I'm not going to highlight the obvious sentence in the article but know and accept that it was the reality...the numbers are the numbers.
The mergers were GOING to happen. The whole decade was spent preparing and posturing. It doesn't happen in a vacuum.
Some need to come to the realization that things could have turned out worse for them....much worse. Let's accept that and move on, shall we?
M&A Flashback: United Continental Cleared For Takeoff
This story appears in the May 4, 2015 issue of Forbes.
Airline stocks have capitalized on lower oil prices to extend their best rally in years, but the real seeds of their turnaround were planted in the wake of the 2008 financial crisis.
Continental and United first discussed joining forces in May of that year before the collapsing U.S. economy put those plans on hold.

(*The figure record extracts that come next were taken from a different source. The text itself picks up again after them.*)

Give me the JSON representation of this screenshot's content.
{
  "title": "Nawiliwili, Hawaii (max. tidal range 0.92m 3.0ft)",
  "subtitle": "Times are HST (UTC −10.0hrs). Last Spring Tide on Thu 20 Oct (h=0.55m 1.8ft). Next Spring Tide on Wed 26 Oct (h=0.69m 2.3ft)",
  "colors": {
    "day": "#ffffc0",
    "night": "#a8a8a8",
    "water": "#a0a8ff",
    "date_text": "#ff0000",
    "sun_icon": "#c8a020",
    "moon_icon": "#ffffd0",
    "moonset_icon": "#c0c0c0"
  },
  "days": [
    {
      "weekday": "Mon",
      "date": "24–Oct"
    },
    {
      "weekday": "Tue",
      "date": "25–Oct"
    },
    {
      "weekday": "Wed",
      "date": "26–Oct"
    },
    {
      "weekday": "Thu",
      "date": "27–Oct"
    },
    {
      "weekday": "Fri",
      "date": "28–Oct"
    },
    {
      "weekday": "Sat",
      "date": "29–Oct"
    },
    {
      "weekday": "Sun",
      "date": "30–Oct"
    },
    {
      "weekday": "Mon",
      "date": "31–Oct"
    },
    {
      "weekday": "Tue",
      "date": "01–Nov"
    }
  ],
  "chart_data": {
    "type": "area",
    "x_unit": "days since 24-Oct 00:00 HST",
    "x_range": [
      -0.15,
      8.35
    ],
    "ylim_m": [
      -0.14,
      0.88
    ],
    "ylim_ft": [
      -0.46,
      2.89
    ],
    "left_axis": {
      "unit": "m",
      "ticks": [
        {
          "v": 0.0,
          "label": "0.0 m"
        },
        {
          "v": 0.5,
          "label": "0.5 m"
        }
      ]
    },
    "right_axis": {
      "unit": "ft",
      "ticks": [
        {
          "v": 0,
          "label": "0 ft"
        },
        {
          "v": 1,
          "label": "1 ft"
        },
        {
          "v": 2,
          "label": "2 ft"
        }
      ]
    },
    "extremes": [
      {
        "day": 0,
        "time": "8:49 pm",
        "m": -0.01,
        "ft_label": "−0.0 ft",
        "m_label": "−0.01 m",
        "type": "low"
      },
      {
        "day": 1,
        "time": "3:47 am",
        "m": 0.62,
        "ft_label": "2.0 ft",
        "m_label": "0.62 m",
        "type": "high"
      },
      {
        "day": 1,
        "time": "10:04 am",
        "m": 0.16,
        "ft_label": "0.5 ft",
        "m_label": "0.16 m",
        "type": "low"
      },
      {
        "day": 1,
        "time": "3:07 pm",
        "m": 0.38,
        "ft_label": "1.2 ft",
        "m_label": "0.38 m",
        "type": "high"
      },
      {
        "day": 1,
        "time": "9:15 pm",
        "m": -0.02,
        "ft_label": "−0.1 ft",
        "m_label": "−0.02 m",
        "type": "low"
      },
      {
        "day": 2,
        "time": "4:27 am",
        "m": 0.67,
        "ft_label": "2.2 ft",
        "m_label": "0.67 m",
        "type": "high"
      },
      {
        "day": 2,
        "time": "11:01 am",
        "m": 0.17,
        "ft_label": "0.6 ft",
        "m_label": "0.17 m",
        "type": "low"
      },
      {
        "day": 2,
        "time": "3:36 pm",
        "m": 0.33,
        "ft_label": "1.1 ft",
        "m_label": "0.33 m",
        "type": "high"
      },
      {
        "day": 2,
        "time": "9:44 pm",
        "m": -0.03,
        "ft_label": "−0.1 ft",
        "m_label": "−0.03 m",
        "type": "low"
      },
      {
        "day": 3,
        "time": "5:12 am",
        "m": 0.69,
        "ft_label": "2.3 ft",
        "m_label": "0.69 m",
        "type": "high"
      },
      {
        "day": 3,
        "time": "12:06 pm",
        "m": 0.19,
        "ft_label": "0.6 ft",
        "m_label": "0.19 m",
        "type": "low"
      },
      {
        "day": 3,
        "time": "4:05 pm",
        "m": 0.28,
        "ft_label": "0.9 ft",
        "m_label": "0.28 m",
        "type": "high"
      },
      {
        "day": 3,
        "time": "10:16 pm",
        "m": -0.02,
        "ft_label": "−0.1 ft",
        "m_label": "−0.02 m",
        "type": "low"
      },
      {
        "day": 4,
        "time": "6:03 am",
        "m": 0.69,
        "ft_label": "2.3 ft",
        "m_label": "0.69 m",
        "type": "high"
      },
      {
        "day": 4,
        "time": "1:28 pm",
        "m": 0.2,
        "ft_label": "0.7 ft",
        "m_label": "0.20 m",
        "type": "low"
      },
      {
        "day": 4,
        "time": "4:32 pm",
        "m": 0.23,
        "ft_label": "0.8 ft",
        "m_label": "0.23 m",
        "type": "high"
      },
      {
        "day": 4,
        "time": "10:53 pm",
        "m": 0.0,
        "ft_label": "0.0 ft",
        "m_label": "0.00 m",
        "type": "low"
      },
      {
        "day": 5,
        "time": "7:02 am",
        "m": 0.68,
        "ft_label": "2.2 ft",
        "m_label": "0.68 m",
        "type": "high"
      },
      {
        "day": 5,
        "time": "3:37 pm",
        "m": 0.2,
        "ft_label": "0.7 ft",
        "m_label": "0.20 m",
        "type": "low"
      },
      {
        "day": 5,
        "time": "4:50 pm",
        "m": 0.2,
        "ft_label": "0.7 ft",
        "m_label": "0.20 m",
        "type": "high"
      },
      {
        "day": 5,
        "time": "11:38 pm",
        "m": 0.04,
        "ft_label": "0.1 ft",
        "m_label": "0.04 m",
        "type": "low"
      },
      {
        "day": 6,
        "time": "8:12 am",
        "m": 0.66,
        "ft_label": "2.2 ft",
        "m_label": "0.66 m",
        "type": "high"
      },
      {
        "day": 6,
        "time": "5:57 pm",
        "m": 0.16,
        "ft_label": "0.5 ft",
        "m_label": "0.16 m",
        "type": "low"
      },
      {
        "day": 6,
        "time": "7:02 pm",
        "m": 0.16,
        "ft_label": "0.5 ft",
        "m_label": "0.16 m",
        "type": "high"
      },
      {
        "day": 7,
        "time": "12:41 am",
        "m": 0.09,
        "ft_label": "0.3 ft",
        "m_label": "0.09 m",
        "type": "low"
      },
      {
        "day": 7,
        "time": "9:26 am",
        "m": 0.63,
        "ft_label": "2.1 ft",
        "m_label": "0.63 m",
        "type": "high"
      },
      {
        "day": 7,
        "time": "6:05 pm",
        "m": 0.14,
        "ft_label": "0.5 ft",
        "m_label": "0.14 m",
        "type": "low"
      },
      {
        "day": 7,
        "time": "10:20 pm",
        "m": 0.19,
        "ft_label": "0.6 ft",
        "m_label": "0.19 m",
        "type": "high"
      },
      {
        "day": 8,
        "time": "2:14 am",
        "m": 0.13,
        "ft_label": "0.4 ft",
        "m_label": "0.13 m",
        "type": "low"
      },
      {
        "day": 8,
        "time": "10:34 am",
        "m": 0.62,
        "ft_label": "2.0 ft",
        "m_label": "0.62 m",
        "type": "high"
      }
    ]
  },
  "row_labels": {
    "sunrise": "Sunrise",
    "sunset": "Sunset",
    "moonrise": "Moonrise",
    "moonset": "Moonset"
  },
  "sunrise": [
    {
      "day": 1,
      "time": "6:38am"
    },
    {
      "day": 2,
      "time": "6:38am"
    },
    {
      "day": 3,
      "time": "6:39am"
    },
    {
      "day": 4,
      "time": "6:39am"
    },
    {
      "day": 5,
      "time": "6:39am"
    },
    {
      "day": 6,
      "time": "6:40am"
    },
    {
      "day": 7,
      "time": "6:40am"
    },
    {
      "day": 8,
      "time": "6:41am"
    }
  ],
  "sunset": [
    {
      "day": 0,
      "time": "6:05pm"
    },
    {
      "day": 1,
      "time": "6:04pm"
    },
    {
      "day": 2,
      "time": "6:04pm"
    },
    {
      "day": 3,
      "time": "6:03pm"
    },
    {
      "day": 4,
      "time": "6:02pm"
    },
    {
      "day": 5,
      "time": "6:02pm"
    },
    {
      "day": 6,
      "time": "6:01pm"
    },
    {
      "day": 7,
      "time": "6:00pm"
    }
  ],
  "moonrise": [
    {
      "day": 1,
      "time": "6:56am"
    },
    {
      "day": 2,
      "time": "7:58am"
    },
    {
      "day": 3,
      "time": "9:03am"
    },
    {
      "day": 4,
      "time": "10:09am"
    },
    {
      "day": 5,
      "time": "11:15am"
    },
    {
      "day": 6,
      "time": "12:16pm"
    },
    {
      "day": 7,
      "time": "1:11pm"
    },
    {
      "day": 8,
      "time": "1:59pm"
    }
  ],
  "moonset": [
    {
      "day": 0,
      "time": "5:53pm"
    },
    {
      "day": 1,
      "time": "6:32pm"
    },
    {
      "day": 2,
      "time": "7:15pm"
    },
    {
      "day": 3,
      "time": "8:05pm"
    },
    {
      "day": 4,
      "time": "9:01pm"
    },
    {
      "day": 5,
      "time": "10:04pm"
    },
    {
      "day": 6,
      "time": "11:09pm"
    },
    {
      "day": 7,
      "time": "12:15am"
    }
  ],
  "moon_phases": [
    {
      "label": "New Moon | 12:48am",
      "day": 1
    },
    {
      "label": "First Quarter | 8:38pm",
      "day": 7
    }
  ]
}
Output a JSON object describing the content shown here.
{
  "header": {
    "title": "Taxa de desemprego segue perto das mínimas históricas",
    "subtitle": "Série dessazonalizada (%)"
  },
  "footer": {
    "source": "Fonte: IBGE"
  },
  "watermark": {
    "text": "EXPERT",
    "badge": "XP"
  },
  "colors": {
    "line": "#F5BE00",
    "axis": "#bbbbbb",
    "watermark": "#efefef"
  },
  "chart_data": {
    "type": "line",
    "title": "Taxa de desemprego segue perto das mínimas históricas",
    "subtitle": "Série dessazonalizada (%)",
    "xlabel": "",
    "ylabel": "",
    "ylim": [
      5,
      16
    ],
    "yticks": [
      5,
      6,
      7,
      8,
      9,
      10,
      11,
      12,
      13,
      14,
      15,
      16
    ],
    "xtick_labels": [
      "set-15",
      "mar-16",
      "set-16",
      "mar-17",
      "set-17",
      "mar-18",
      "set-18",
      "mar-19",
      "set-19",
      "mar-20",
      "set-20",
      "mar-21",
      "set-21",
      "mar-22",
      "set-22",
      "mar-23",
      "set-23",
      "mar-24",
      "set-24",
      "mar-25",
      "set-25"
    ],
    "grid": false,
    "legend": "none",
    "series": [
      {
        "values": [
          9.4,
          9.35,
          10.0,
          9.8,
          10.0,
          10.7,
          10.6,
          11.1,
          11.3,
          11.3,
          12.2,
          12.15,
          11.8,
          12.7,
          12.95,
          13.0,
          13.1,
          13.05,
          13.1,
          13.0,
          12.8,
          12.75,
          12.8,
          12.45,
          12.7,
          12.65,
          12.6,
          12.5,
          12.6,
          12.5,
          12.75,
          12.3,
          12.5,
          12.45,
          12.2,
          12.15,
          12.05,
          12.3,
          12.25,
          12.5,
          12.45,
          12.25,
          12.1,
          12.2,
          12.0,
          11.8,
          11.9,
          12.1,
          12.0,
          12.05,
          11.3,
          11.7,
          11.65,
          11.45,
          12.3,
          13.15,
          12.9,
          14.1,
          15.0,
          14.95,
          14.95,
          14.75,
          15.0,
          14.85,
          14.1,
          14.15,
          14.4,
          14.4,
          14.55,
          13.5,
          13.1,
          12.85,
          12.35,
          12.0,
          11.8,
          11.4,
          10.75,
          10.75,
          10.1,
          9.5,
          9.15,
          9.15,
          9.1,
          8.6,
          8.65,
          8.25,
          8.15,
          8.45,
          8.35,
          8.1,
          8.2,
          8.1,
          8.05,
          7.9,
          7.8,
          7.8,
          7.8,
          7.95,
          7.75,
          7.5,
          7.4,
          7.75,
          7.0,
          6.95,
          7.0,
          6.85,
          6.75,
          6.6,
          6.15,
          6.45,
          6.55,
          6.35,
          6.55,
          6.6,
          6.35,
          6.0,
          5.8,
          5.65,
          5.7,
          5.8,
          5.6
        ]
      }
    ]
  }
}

Talks revived in 2009 once the markets found their footing; the marriage was consummated in 2010, forming United Continental Holdings UAL -0.81%.
The tie-up marked the midpoint of the consolidations that shrunk the number of old-line carriers by half, following the 2008 merger of Delta Air Lines DAL -1.3% and Northwest and ahead of the 2013 hookup of American and US Airways as the new American Airlines Group AAL +0.33%.
Safety In Numbers
Continental and United had both been through bankruptcy prior to their merger, but at the time of the transaction Continental was in danger of slipping into Chapter 11 anew, carrying $6.3 billion in debt against just $590 million in equity.
Dealmaker-In-Chief
The night before they announced the planned merger, the two parties called President Obama to discuss it. Considering the Justice Department would later mount a stiff challenge to the American/US Airways union, the courtesy call seems even smarter in retrospect.
Bullet The Blue Sky
Bankers advising the merger used musical code names for the $3 billion all-stock merger. Continental was “Coldplay,” United “U2” and the deal itself “ Joshua Tree,” after Bono & Co.’s smash 1987 album.
Bumpy Ride
Executives were all smiles when the deal finally closed in October 2010, but the combined giant has encountered some rough weather since, regularly ranking near the bottom of annual measures of U.S. airlines’ performance.